Será verdade que o mundo sorri aos inocentes?

A porta da casa se abre de repente abrindo repentinamente a porta da casa.
Ela sai, fechando a porta atrás de si, avançando o pé direito para a soleira e iluminando-se pela luz solar do meio da manhã. Queria estar no meio da tarde. A luz do sol, sólida, afoga todos os pedestres, engole cada detalhe do mundo exterior.
Ela ganha a rua, encostando displicente o portão. O portão é feito de ripas laqueadas de cinza. A fechadura do portão está quebrada.
Assim que se encontra na calçada, ela se volta para a direita, a direção que a afastará do centro da cidade. E, sem preguiça nem vergonha, sem psicologia nem óculos ela começa a avançar pela rua. A rua vai caindo em ligeiro declive, não chegando a se constituir uma ladeira.
Ela veste um conjunto de blusa e saia em tecido estampado cuja cor predominante parece ser o verde. O alaranjado. O mate.
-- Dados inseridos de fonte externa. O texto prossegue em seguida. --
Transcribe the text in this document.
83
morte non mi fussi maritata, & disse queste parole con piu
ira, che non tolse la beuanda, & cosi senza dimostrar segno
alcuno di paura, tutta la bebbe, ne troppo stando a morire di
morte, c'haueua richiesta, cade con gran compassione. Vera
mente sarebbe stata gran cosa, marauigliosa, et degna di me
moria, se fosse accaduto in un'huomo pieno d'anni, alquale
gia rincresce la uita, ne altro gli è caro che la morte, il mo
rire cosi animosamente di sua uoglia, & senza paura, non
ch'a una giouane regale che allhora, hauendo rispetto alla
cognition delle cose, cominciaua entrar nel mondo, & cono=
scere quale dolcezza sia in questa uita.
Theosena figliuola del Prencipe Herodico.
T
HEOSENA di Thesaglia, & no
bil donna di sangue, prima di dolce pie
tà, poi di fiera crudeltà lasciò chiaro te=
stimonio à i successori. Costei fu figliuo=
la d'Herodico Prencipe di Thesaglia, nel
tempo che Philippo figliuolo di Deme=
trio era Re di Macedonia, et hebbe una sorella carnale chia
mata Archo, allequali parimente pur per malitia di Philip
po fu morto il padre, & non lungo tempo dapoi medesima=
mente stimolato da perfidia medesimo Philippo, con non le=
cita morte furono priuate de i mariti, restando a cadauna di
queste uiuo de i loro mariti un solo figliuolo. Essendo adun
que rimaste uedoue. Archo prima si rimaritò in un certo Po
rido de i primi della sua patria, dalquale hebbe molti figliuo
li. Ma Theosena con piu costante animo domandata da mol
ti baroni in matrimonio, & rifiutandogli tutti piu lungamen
Suas panturrilhas são bem-lapidadas. Mas vigorosas. Robustas demais para sugestões sensuais. Quem caminha atrás pode ver parte da alça esquerda do sutiã bege pela cava ampla da manga da blusa. O sutiã certamente não é novo nem usado. Mas, também seguramente, ainda guardava vestígios de suor de ontem quando ela o vestiu momentos antes de sair de casa nesta manhã ensolarada que deveria ser uma tarde definitiva. A tarde absoluta. E é.
Quem vai caminhando atrás torce para que ela dobre uma esquina. Ou de repente se detenha ante um portão qualquer e toque uma campainha. Mas não. Ela simplesmente desaparece. Como não poderia deixar de ser. Também de repente, como não poderia deixar de ser.
Faltava ainda descrever seus cabelos castanho-escuros, presos na nuca, com algumas mechas fugindo rebeldes da presilha. Faltava ainda especular sobre seus passos nem longos nem curtos, mas decididamente resolutos, talvez determinados pela robustez das pernas. Faltava ainda falar do pouco do rosto que pôde vislumbrar quem vinha caminhando alguns passos atrás.
Faltava ainda denunciar o mais importante: o nome da cidade. E a década aproximada.